Cette enquête a été effectuée par le représentant spécial de l’UE pour les droits de l’homme, Olof Skoog, et envoyée aux ministres de l’UE avant une réunion du Conseil le 18 novembre, dans le cadre d’une proposition faite par le chef de la politique étrangère de l’UE de suspendre le dialogue politique avec Israël. La proposition a été rejetée par le conseil des ministres des Affaires étrangères des États membres de l’UE.
L’analyse de Skoog présente des preuves, provenant de sources des Nations Unies, de crimes de guerre commis par Israël, le Hamas et le Hezbollah depuis le 7 octobre 2023, lorsqu’environ 1 200 personnes ont été tuées lors d’une attaque dirigée par le Hamas qui a déclenché l’assaut d’Israël contre la bande de Gaza. L’ONU estime que quelque 45 000 personnes sont mortes à Gaza depuis, dont plus de la moitié seraient des femmes et des enfants.
Bien que l’évaluation n’ait pas épargné le Hamas et le Hezbollah, une grande partie de son langage le plus fort était réservée aux Forces de défense israéliennes.

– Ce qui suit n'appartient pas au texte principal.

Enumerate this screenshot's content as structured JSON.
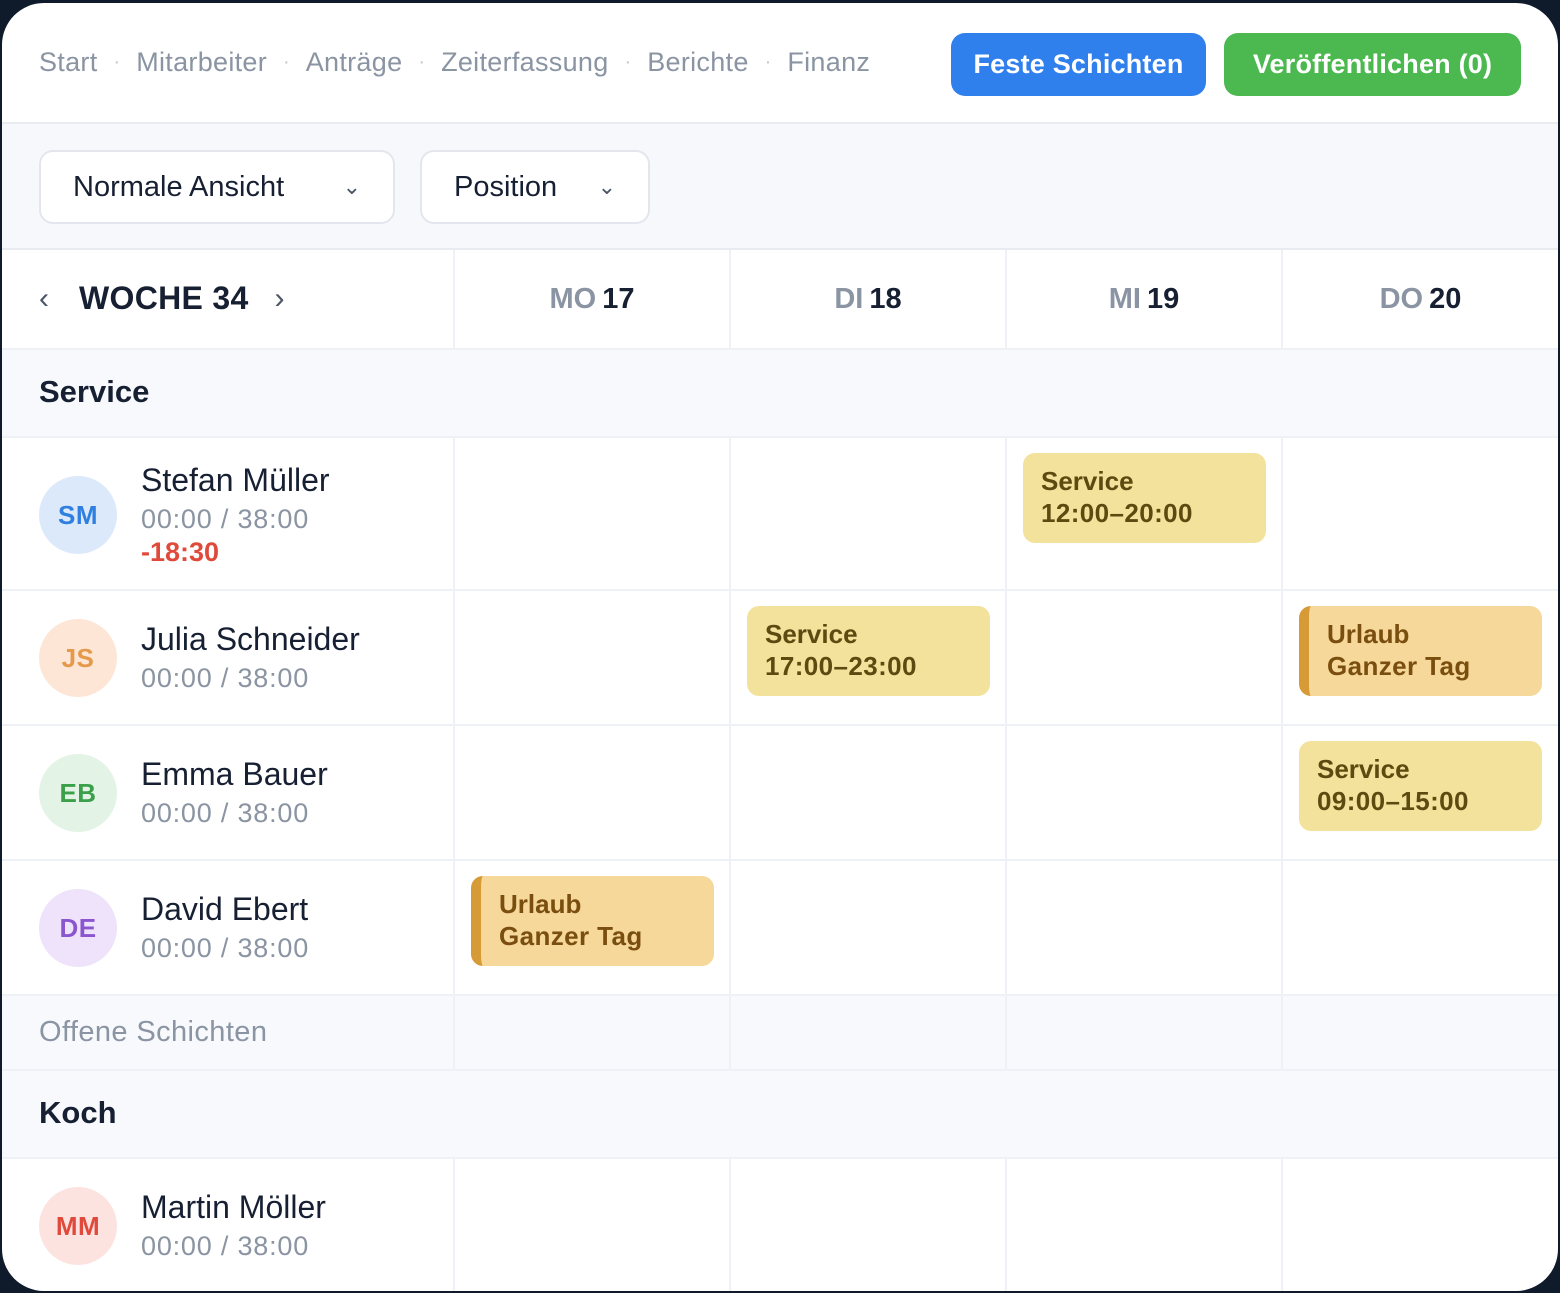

“La guerre a des règles« , dit le compte rendu. “Compte tenu du nombre élevé de victimes civiles et de souffrances humaines, les allégations portent principalement sur la manière dont les responsables, y compris les Forces de défense israéliennes (FDI), n’ont apparemment pas réussi à faire la distinction entre civils et combattants et à prendre toutes les précautions possibles pour protéger les civils et les biens de caractère civil contre les effets des attaques, en violation des principes fondamentaux du DIH” — le droit international humanitaire.
Skoog cite une utilisation accrue d’un ”langage déshumanisant“ par les dirigeants politiques et militaires israéliens, ce qui peut ”contribuer à prouver l’intention » de commettre un génocide.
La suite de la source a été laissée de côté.